Report: LSU football to self-impose sanctions, including multi-year Odell Beckham Jr. ban from team facilities
Big news out of Baton Rouge: LSU football is reportedly self-imposing multiple penalties in hopes that the NCAA does not levy more sanctions.
The news comes from Sports Illustrated’s Ross Dellenger, an LSU insider from his time on the Tigers beat, and Pat Forde.

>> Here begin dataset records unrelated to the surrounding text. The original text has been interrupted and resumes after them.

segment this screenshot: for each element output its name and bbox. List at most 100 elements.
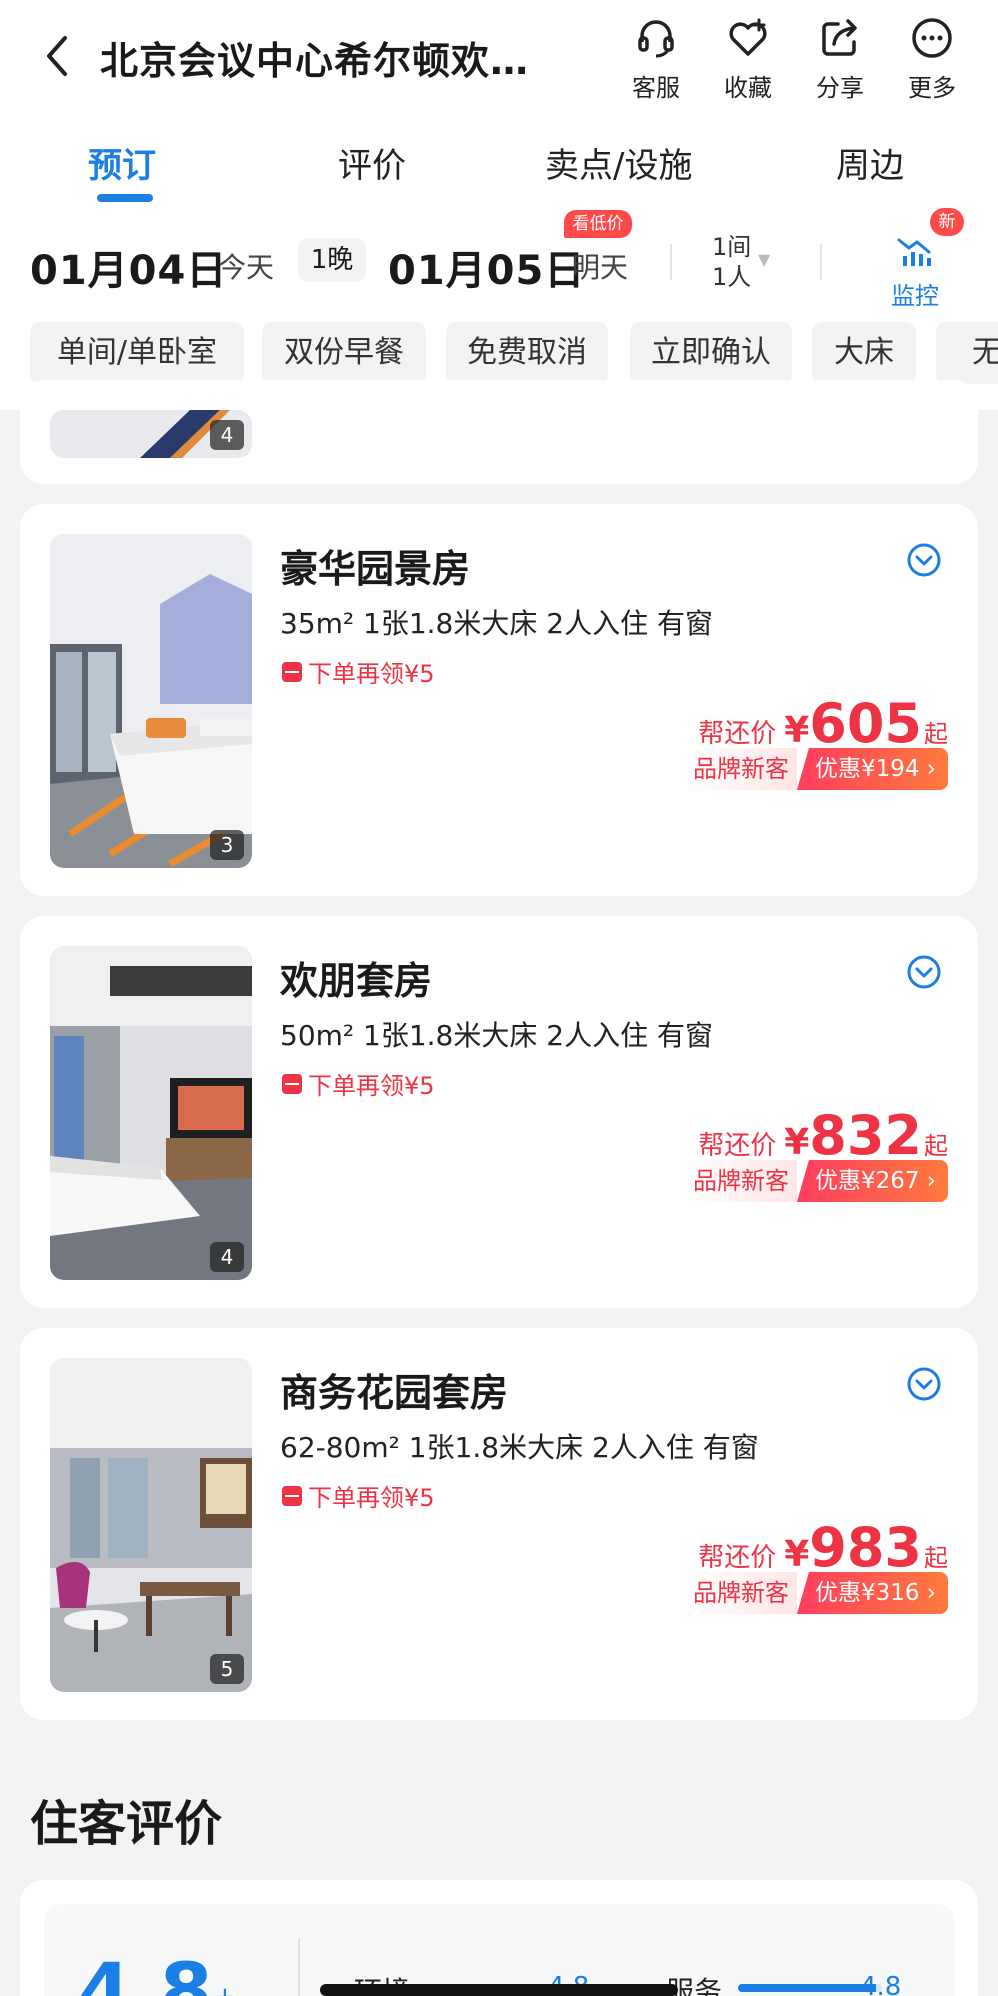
room-name: 豪华园景房 [280,547,471,591]
tab-reviews[interactable]: 评价 [338,138,406,187]
caret-down-icon: ▼ [758,250,771,269]
price-label: 帮还价 [698,719,777,749]
checkin-day-label: 今天 [218,251,275,284]
checkin-date[interactable]: 01月04日 [30,238,227,296]
checkout-day-label: 明天 [572,251,629,284]
filter-free-cancel[interactable]: 免费取消 [446,322,608,384]
hotel-title: 北京会议中心希尔顿欢… [100,39,530,83]
price-monitor-button[interactable]: 监控 [880,230,950,310]
divider [298,1938,300,1996]
promo-brand: 品牌新客 [684,1160,797,1202]
tab-facilities[interactable]: 卖点/设施 [545,138,692,187]
home-indicator [320,1984,678,1996]
currency-symbol: ¥ [784,1122,810,1163]
more-icon [908,14,956,62]
coupon-icon [282,1073,302,1094]
expand-chevron-icon[interactable] [906,1366,942,1402]
photo-count: 5 [210,1654,244,1684]
promo-tag[interactable]: 品牌新客 优惠¥267 › [684,1160,948,1202]
room-photo[interactable]: 4 [50,946,252,1280]
price-label: 帮还价 [698,1543,777,1573]
monitor-label: 监控 [891,282,939,310]
coupon-icon [282,1485,302,1506]
room-price: 983 [809,1516,922,1579]
expand-chevron-icon[interactable] [906,954,942,990]
filter-instant-confirm[interactable]: 立即确认 [630,322,792,384]
headset-icon [632,14,680,62]
room-card[interactable]: 3 豪华园景房 35m² 1张1.8米大床 2人入住 有窗 下单再领¥5 帮还价… [20,504,978,896]
tab-booking[interactable]: 预订 [88,138,156,187]
new-badge: 新 [930,208,964,236]
price-suffix: 起 [924,720,948,748]
promo-tag[interactable]: 品牌新客 优惠¥316 › [684,1572,948,1614]
price-row: 帮还价 ¥ 983 起 [698,1516,948,1579]
back-button[interactable] [28,24,84,88]
service-score: 4.8 [860,1972,902,1996]
filter-double-breakfast[interactable]: 双份早餐 [262,322,426,384]
room-specs: 50m² 1张1.8米大床 2人入住 有窗 [280,1019,713,1052]
expand-chevron-icon[interactable] [906,542,942,578]
coupon-text: 下单再领¥5 [308,1484,435,1512]
price-row: 帮还价 ¥ 605 起 [698,692,948,755]
promo-discount: 优惠¥267 › [796,1160,948,1202]
divider [820,244,822,280]
price-suffix: 起 [924,1544,948,1572]
reviews-section-title: 住客评价 [30,1796,223,1852]
promo-discount: 优惠¥194 › [796,748,948,790]
currency-symbol: ¥ [784,710,810,751]
more-label: 更多 [908,74,956,102]
promo-tag[interactable]: 品牌新客 优惠¥194 › [684,748,948,790]
app-header: 北京会议中心希尔顿欢… 客服 收藏 分享 更多 [0,0,998,120]
share-button[interactable]: 分享 [800,14,880,104]
room-card[interactable]: 5 商务花园套房 62-80m² 1张1.8米大床 2人入住 有窗 下单再领¥5… [20,1328,978,1720]
price-suffix: 起 [924,1132,948,1160]
price-row: 帮还价 ¥ 832 起 [698,1104,948,1167]
currency-symbol: ¥ [784,1534,810,1575]
coupon-tag: 下单再领¥5 [282,1066,435,1101]
photo-count: 4 [210,420,244,450]
room-name: 欢朋套房 [280,959,433,1003]
low-price-badge: 看低价 [564,210,632,238]
score-suffix: + [214,1982,236,1996]
divider [670,244,672,280]
room-price: 605 [809,692,922,755]
tab-nearby[interactable]: 周边 [836,138,904,187]
promo-brand: 品牌新客 [684,748,797,790]
photo-count: 4 [210,1242,244,1272]
promo-brand: 品牌新客 [684,1572,797,1614]
room-guest-selector[interactable]: 1间 1人 [712,232,751,292]
trend-chart-icon [897,238,931,266]
coupon-icon [282,661,302,682]
filter-more[interactable]: 无 [936,322,998,384]
filter-single-room[interactable]: 单间/单卧室 [30,322,244,384]
coupon-tag: 下单再领¥5 [282,1478,435,1513]
filter-king-bed[interactable]: 大床 [812,322,916,384]
date-selector-bar: 01月04日 今天 1晚 01月05日 明天 1间 1人 ▼ 监控 [0,210,998,310]
room-photo[interactable]: 4 [50,410,252,458]
heart-plus-icon [724,14,772,62]
active-tab-indicator [97,194,153,202]
favorite-label: 收藏 [724,74,772,102]
coupon-text: 下单再领¥5 [308,660,435,688]
service-score-fill [738,1984,877,1992]
checkout-date[interactable]: 01月05日 [388,238,585,296]
photo-count: 3 [210,830,244,860]
rooms-count: 1间 [712,233,752,261]
share-label: 分享 [816,74,864,102]
room-price: 832 [809,1104,922,1167]
room-card[interactable]: 4 欢朋套房 50m² 1张1.8米大床 2人入住 有窗 下单再领¥5 帮还价 … [20,916,978,1308]
customer-service-button[interactable]: 客服 [616,14,696,104]
room-card-partial[interactable]: 4 [20,380,978,484]
coupon-tag: 下单再领¥5 [282,654,435,689]
share-icon [816,14,864,62]
more-button[interactable]: 更多 [892,14,972,104]
chevron-left-icon [47,36,67,76]
customer-service-label: 客服 [632,74,680,102]
price-label: 帮还价 [698,1131,777,1161]
overall-score: 4.8 [78,1946,213,1996]
room-photo[interactable]: 3 [50,534,252,868]
room-specs: 62-80m² 1张1.8米大床 2人入住 有窗 [280,1431,759,1464]
room-photo[interactable]: 5 [50,1358,252,1692]
promo-discount: 优惠¥316 › [796,1572,948,1614]
favorite-button[interactable]: 收藏 [708,14,788,104]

SI reports that the school is “docking itself eight football scholarships over a two-year period and reducing recruiting visits, evaluations and communication.” Those measures come after a roughly two-year investigation uncovered “booster payments to the father of a football player,” per SI’s sources.
LSU is banning former Tigers standout Odell Beckham Jr. for two years from team facilities after the Cleveland Browns wide receiver handed out $2,000 in $100 bills to players after the national championship game in New Orleans.

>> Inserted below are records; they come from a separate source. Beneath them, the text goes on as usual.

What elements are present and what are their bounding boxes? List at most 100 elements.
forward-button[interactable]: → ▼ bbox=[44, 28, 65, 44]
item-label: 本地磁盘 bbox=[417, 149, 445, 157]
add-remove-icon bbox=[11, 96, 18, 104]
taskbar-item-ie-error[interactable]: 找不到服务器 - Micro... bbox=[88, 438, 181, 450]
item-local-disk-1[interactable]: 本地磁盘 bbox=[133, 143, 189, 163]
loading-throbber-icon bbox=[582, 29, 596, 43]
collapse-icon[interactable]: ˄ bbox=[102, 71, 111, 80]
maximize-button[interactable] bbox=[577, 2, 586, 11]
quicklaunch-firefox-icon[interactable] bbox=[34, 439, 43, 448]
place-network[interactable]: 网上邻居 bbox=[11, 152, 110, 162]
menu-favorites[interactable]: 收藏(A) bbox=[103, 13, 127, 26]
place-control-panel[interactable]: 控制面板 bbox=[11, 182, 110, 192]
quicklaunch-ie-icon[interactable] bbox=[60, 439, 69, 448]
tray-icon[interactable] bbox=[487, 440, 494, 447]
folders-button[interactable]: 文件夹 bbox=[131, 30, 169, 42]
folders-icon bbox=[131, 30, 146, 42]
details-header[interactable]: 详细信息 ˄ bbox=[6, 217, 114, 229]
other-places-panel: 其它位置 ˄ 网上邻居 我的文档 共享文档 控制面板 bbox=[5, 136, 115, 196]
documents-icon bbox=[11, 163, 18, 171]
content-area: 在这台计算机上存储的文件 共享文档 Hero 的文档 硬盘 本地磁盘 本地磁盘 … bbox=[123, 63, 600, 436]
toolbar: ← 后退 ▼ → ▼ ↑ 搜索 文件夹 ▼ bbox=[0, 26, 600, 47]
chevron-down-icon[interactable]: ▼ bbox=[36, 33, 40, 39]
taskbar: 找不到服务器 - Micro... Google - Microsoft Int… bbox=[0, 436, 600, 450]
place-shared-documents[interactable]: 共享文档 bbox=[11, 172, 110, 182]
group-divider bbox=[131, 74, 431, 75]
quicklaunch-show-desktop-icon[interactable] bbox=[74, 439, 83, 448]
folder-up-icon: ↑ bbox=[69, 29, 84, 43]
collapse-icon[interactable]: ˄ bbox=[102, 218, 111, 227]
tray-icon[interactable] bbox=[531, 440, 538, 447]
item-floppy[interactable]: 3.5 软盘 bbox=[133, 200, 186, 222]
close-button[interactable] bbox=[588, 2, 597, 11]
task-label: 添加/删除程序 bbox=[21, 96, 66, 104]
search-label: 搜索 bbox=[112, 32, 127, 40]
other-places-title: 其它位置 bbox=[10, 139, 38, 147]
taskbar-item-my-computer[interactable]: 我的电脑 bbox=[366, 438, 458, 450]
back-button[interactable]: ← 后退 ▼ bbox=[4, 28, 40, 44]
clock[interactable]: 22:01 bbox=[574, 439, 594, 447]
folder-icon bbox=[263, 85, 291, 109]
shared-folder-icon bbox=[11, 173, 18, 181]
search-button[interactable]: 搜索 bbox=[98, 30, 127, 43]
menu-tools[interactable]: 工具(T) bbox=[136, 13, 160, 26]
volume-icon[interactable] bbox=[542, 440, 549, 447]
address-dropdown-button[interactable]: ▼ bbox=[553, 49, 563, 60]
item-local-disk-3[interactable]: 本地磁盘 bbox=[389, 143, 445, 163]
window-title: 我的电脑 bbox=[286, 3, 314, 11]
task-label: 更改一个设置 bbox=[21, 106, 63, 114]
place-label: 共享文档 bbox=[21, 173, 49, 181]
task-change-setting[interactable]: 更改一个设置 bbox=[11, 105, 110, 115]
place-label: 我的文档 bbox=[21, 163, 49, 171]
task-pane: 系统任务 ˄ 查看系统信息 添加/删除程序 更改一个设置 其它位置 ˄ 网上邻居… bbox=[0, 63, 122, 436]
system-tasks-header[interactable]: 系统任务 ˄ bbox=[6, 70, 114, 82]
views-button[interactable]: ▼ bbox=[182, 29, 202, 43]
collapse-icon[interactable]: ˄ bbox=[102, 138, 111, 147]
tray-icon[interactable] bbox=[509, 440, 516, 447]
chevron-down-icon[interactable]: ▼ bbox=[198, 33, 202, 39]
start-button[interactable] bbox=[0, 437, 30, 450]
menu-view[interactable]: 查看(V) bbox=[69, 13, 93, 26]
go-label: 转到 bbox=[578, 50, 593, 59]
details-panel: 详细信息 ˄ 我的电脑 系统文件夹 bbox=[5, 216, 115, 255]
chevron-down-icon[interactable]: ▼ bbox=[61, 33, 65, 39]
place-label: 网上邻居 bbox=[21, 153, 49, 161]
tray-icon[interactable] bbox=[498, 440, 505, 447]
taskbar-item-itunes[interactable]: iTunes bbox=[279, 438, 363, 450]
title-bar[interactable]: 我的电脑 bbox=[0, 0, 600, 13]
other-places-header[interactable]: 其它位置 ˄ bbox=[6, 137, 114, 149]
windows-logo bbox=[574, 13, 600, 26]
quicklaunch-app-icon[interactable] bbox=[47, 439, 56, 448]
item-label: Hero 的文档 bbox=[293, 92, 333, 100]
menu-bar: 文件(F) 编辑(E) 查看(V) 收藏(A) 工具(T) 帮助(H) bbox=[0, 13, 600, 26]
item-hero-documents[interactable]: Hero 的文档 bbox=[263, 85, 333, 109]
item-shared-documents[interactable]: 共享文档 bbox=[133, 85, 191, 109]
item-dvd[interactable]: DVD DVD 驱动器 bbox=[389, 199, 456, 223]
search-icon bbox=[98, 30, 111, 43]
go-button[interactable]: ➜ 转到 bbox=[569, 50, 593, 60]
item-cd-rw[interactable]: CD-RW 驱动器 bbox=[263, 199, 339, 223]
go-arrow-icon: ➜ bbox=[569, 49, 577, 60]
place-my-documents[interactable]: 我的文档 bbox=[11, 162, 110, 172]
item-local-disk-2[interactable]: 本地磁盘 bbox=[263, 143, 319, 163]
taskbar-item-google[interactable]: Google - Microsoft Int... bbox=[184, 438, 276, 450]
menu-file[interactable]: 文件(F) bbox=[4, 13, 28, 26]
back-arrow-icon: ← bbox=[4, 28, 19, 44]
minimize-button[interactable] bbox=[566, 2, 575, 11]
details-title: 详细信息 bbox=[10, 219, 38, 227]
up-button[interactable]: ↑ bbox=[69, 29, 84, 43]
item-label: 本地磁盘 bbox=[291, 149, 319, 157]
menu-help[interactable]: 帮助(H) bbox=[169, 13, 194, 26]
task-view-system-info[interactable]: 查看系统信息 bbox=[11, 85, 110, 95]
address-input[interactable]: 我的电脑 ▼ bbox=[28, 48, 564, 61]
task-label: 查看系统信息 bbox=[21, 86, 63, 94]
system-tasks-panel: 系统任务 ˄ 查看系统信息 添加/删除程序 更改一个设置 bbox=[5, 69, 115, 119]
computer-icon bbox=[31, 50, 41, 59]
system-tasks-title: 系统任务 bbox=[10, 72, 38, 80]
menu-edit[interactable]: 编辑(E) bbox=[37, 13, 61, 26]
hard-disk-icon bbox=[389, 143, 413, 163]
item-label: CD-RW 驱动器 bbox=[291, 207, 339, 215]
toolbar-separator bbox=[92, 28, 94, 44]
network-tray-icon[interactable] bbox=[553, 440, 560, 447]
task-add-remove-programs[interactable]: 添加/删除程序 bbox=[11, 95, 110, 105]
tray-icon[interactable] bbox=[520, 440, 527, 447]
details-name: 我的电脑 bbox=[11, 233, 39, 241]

SI reports that LSU notified the NCAA of these self-imposed sanctions earlier this month.
LSU responded to SI with a statement when contacted by Dellenger and Forde:
“LSU has worked proactively and in cooperation with the NCAA to identify and self-report any violations that occurred within our football program,” Robert Munson, LSU Senior Associate Athletic Director, said. “We believe these self-imposed penalties are appropriate and we will continue to coordinate and cooperate with the NCAA on this matter.”
SI details the scholarship and recruiting self-imposed penalties as follows:
The program will give up four scholarships in each of the next two years for a total of eight. Teams are normally allowed to have a maximum of 85 players on scholarship per year. The penalties will not impact the team’s ability to sign the maximum of 25 newcomers a year. Recruiting reductions include the elimination of 12.5% of official and unofficial visits, a 21-day reduction of the normal 168 days of allowable off-campus contacts and a six-week ban in communication with prospects.

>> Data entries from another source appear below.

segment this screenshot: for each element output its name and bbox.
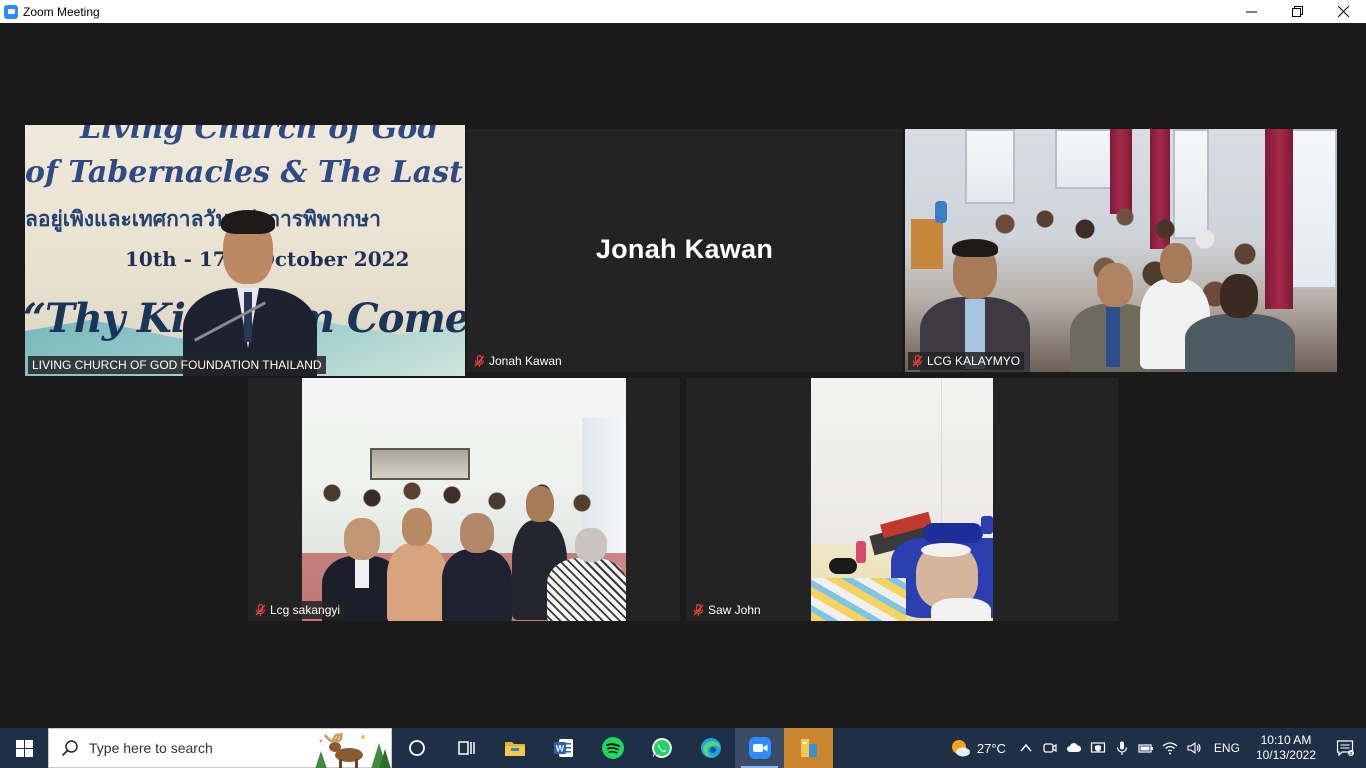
window-controls [1228, 0, 1366, 23]
search-icon [61, 740, 78, 757]
camera-icon [1043, 743, 1057, 753]
taskbar-search[interactable]: Type here to search [48, 728, 392, 768]
task-view-icon [457, 741, 475, 755]
sakangyi-video [302, 378, 626, 621]
participant-name: LIVING CHURCH OF GOD FOUNDATION THAILAND [32, 358, 322, 372]
weather-widget[interactable]: 27°C [945, 728, 1014, 768]
edge-icon [700, 738, 721, 758]
microphone-icon [1116, 741, 1128, 755]
video-tile-sakangyi[interactable]: Lcg sakangyi [248, 378, 680, 621]
file-explorer-icon [504, 742, 525, 756]
participant-name: Lcg sakangyi [270, 603, 341, 617]
attendee-woman [387, 508, 447, 621]
notifications-button[interactable]: 2 [1324, 728, 1366, 768]
restore-icon [1291, 6, 1303, 17]
participant-name-tag: Saw John [689, 601, 765, 619]
battery-icon [1138, 744, 1153, 753]
mic-muted-icon [693, 603, 704, 616]
window-title: Zoom Meeting [23, 4, 100, 19]
search-placeholder: Type here to search [89, 740, 213, 756]
sawjohn-video [811, 378, 993, 621]
banner-line-2: of Tabernacles & The Last G [25, 155, 465, 190]
system-tray: 27°C ENG 10:10 AM 10/13/2022 2 [945, 728, 1366, 768]
files-button[interactable] [784, 728, 833, 768]
language-button[interactable]: ENG [1206, 728, 1248, 768]
clock-time: 10:10 AM [1260, 733, 1312, 747]
participant-name-tag: Jonah Kawan [470, 352, 566, 370]
close-button[interactable] [1320, 0, 1366, 23]
svg-text:W: W [555, 744, 564, 754]
attendee-arms-crossed [442, 513, 512, 621]
minimize-icon [1245, 11, 1257, 13]
security-button[interactable] [1086, 728, 1110, 768]
edge-button[interactable] [686, 728, 735, 768]
video-tile-kalaymyo[interactable]: LCG KALAYMYO [905, 129, 1337, 372]
zoom-icon [4, 4, 18, 19]
person-in-bed [911, 543, 991, 621]
weather-sun-cloud-icon [951, 740, 970, 757]
spotify-button[interactable] [588, 728, 637, 768]
start-button[interactable] [0, 728, 48, 768]
cloud-icon [1066, 743, 1081, 752]
clock-button[interactable]: 10:10 AM 10/13/2022 [1248, 733, 1324, 763]
video-tile-jonah[interactable]: Jonah Kawan Jonah Kawan [467, 129, 902, 372]
attendee-checkered [547, 528, 626, 621]
microphone-button[interactable] [1110, 728, 1134, 768]
title-bar: Zoom Meeting [0, 0, 1366, 23]
participant-display-name: Jonah Kawan [595, 234, 774, 264]
language-label: ENG [1213, 741, 1240, 755]
volume-button[interactable] [1182, 728, 1206, 768]
speaker-person [175, 210, 325, 376]
show-hidden-icons-button[interactable] [1014, 728, 1038, 768]
video-tile-speaker[interactable]: Living Church of God of Tabernacles & Th… [25, 125, 465, 376]
word-icon: W [553, 739, 573, 757]
battery-button[interactable] [1134, 728, 1158, 768]
banner-line-1: Living Church of God [80, 125, 439, 146]
taskbar: Type here to search W 27°C ENG 10:10 AM … [0, 728, 1366, 768]
participant-name-tag: LCG KALAYMYO [908, 352, 1025, 370]
mic-muted-icon [474, 354, 485, 367]
kalaymyo-video [905, 129, 1337, 372]
close-icon [1337, 6, 1349, 17]
zoom-icon [748, 737, 771, 759]
task-view-button[interactable] [441, 728, 490, 768]
participant-name: Jonah Kawan [489, 354, 562, 368]
chevron-up-icon [1020, 743, 1032, 752]
participant-name-tag: Lcg sakangyi [251, 601, 345, 619]
clock-date: 10/13/2022 [1255, 748, 1316, 762]
weather-temperature: 27°C [976, 740, 1006, 756]
cortana-button[interactable] [392, 728, 441, 768]
mic-muted-icon [255, 603, 266, 616]
restore-button[interactable] [1274, 0, 1320, 23]
participant-name: LCG KALAYMYO [927, 354, 1021, 368]
participant-name-tag: LIVING CHURCH OF GOD FOUNDATION THAILAND [28, 356, 326, 374]
file-explorer-button[interactable] [490, 728, 539, 768]
display-shield-icon [1090, 742, 1106, 753]
mic-muted-icon [912, 354, 923, 367]
cortana-icon [408, 740, 425, 756]
video-tile-sawjohn[interactable]: Saw John [686, 378, 1118, 621]
spotify-icon [601, 737, 624, 759]
wifi-icon [1162, 742, 1178, 755]
whatsapp-button[interactable] [637, 728, 686, 768]
minimize-button[interactable] [1228, 0, 1274, 23]
zoom-taskbar-button[interactable] [735, 728, 784, 768]
word-button[interactable]: W [539, 728, 588, 768]
attendee-right [1185, 274, 1295, 372]
moose-illustration-icon [315, 732, 391, 768]
meet-now-button[interactable] [1038, 728, 1062, 768]
whatsapp-icon [651, 738, 672, 758]
participant-name: Saw John [708, 603, 761, 617]
network-button[interactable] [1158, 728, 1182, 768]
onedrive-button[interactable] [1062, 728, 1086, 768]
speaker-volume-icon [1187, 741, 1201, 755]
windows-icon [15, 739, 33, 757]
files-icon [800, 739, 817, 757]
speaker-video: Living Church of God of Tabernacles & Th… [25, 125, 465, 376]
notification-icon: 2 [1336, 740, 1354, 757]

The SI report details that the booster payments to a player’s father happened while Joe Alleva was athletic director and Les Miles was the head football coach. The father of former offensive lineman Vadal Alexander received $180,000 in stolen money from LSU booster John Paul Funes, who pleaded guilty to federal felony wire fraud and money laundering charges. The investigation noted Ed Orgeron had impermissible contact with a recruit in January 2019.
SI’s lengthy report further details that LSU had hoped the NCAA would rule on the football matters and the investigation into Will Wade’s basketball program separately. The NCAA, however, has jointly referred both to the Independent Accountability Resolution Process as opposed to the traditional hearing panel, the Committee of Infractions. While the football investigation is complete, “the basketball case is expected to drag on for as long as another year.”
We’ll see if the NCAA is satisfied with LSU’s self-imposed sanctions to the football program now that the matters identified above are tied to the ongoing basketball investigation.